雹ってせいぜい小さい氷の粒でしょ?車がへこむなんて大げさじゃない?

小さいあられと違って、雹は直径5ミリ以上の氷の塊でソフトボール級になった記録もあるんです。2024年の関西の降雹では車両保険の支払いが300億円を超えたとされています。「降り出したら屋内へ・車は屋根の下へ」と覚えておきましょう。
竜巻・雹が過ぎたあとに気をつけたいこと
突風や雹が収まったあとにも気をつけたい点があります。
- 割れた窓ガラスの片付けは慎重に:飛び散ったガラスでけがをしないよう、厚手の手袋と底の厚い靴を使い無理のない範囲で片付けます。大きな破損は業者に相談しましょう
- 屋根・外壁・雨樋の点検:雹で屋根や雨樋が傷むと後日の雨で雨漏りにつながることがあります。高所には登らず気になるときは専門業者に見てもらいましょう
- 車や家の被害は写真に残す:車両保険や火災保険の風災・雹災の補償を使うときに役立ちます。

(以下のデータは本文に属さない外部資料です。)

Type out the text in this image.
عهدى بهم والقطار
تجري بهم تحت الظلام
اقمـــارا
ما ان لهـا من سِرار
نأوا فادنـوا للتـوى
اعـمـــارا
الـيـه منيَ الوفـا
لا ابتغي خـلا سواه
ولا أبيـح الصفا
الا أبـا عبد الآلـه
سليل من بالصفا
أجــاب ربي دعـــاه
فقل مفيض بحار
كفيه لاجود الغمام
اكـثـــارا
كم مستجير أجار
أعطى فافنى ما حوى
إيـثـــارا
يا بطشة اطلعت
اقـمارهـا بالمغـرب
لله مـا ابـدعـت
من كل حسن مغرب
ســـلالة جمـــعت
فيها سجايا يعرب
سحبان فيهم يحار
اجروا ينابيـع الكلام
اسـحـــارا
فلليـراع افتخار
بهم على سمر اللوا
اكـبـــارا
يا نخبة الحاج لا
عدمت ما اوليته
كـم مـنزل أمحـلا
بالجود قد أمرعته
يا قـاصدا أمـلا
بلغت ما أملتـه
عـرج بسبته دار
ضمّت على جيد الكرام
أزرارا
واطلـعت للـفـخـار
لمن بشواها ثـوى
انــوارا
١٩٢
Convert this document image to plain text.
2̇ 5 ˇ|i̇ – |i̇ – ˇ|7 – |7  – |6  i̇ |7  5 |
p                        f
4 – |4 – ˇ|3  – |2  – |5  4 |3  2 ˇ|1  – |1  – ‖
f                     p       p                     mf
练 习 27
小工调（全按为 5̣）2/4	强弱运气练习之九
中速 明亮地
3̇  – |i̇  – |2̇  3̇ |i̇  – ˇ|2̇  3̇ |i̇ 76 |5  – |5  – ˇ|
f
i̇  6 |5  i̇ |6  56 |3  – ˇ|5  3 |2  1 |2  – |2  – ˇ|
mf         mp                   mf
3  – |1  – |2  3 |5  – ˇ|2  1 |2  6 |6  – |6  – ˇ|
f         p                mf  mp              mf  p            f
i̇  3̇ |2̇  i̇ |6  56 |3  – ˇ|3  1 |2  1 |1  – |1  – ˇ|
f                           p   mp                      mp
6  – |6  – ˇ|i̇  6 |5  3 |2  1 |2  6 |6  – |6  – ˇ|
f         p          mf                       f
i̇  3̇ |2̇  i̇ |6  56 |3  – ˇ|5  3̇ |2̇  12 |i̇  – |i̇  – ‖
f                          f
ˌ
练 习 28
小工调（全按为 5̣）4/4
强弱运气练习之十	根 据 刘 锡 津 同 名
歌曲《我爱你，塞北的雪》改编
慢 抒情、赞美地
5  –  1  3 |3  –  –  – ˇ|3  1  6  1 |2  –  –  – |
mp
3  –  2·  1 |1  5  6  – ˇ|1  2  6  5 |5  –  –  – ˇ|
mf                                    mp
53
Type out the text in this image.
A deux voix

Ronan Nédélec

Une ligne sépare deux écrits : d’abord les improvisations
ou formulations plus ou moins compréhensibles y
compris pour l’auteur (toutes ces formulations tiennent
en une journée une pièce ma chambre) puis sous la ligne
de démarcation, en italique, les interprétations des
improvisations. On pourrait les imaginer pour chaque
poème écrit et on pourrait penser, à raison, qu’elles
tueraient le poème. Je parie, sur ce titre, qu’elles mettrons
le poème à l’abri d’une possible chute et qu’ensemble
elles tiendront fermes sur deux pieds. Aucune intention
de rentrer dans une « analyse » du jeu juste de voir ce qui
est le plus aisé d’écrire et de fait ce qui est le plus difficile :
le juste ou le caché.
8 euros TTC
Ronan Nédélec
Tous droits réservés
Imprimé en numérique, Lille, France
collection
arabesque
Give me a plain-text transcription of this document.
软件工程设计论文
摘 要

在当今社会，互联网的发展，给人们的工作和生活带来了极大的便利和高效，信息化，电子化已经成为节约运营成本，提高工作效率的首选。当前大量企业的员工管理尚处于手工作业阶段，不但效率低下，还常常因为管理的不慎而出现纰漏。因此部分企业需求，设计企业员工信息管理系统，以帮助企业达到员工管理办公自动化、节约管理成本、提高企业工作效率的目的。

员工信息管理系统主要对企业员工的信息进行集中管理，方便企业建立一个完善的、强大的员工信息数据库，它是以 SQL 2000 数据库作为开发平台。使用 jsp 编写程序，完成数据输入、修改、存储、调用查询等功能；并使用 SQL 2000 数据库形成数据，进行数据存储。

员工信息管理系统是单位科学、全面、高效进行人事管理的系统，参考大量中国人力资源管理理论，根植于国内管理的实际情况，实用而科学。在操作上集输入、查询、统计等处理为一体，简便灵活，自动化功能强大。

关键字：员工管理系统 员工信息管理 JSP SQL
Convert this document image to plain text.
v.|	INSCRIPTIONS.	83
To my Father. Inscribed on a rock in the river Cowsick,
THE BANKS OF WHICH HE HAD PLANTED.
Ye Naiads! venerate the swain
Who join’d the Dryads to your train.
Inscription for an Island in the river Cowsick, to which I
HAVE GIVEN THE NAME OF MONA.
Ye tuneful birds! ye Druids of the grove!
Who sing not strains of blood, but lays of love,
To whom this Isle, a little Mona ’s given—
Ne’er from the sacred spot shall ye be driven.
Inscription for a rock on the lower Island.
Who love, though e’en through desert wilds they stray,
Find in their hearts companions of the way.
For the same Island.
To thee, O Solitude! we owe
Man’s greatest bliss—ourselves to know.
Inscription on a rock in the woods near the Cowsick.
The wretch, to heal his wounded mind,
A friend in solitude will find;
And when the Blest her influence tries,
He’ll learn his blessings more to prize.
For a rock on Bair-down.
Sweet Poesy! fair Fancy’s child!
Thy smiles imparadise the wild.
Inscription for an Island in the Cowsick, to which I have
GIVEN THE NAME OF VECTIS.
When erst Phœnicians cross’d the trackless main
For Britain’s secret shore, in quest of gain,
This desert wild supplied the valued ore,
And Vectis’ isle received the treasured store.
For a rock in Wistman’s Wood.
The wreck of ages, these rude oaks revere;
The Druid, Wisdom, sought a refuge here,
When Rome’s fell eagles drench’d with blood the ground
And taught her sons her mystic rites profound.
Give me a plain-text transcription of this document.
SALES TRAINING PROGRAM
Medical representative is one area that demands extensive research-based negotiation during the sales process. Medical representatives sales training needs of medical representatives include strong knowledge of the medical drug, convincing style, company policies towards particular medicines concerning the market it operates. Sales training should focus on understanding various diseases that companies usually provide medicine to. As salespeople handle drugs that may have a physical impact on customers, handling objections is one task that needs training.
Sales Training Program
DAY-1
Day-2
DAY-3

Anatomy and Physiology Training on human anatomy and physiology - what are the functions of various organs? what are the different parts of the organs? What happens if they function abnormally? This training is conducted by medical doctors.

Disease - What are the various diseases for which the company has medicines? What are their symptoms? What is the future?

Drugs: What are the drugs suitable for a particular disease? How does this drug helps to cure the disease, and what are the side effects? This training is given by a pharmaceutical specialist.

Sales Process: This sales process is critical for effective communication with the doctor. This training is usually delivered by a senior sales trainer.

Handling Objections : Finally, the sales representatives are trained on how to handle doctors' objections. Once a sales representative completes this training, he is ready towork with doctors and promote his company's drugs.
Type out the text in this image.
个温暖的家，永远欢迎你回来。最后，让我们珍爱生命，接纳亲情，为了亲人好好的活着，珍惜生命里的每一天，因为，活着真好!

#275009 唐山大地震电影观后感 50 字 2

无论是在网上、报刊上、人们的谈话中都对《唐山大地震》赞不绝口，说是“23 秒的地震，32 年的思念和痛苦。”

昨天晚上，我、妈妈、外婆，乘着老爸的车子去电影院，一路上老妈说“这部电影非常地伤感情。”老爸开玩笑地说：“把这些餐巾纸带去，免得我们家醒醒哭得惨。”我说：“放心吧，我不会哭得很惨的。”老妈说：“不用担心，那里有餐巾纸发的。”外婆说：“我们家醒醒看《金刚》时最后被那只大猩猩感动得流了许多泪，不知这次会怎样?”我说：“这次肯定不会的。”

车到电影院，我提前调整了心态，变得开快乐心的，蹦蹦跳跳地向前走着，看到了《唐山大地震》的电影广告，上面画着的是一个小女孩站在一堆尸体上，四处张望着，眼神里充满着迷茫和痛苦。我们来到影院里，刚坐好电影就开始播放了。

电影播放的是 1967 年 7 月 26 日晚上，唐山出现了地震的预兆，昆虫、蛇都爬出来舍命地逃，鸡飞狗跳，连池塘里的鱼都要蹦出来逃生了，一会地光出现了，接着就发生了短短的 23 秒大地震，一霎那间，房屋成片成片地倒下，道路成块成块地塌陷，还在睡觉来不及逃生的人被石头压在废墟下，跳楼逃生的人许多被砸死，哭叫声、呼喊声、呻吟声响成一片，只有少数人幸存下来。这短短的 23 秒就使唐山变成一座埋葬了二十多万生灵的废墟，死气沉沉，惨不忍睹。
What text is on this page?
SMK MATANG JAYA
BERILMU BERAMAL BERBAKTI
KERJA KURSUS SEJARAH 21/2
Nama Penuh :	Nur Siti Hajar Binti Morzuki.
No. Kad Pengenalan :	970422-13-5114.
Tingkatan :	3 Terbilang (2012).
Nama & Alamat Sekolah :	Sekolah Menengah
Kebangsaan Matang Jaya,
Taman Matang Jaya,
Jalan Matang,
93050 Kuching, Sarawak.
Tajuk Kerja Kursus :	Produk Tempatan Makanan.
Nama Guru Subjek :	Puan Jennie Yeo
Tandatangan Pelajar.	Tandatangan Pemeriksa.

修理に取りかかる前に被害箇所を日付のわかる形で撮影しておきます
- 「保険で無料」をうたう訪問業者に注意:災害のあとは点検商法のトラブルが増えるとされています。その場で契約せず加入先の保険会社に自分で確認するのが基本です
片付けと記録、そして信頼できる相談先の確認をセットにしておくと突風や雹の被害を次の備えへとつなげやすくなります。近所に高齢の方が住んでいる場合は屋根やベランダに被害がないか声をかけて確かめ合えると安心です。地域で気にかけ合うことが見落としを防ぐ近道になります。
まとめ
竜巻と雹から身を守る方法をご紹介しました。最後に要点を振り返ります。
- 親は同じ積乱雲:竜巻は夏〜秋、雹は初夏がピークとされる。別々に覚えず「積乱雲が来たら両方警戒」
- 接近のサイン:真っ黒い雲・雷鳴・急に冷たい風・大粒の雨や雹。ひとつでも気づいたら頑丈な建物へ
- 竜巻×屋内:窓とカーテンを閉め窓から離れる→1階の窓のない部屋→机の下で頭を守る
- 竜巻×屋外・車:物置・プレハブ・車内は安全ではない。頑丈な建物へ移動し、なければくぼみに伏せる
- 雹:人は屋内へ・木の下NG。家はカーテンで飛散対策。車は屋根の下へ、運転中は路肩で待つ
- 平時の備え:窓の飛散対策・外の軽い物を屋内へ・車両保険の確認・竜巻注意情報とキキクルを使う習慣
お子さんがいるご家庭では「空が真っ黒になったら・冷たい風が吹いたら建物に入る」というサインの合言葉を共有しておくと登下校や公園遊びのときに自分で動けるようになります。
竜巻も雹もサインから本番までの時間はわずかです。次に空が急に暗くなったとき「積乱雲のサインかも」と窓から離れる行動にすぐつなげられるよう、この機会にご家族と避難する部屋を決めておいてはいかがでしょうか。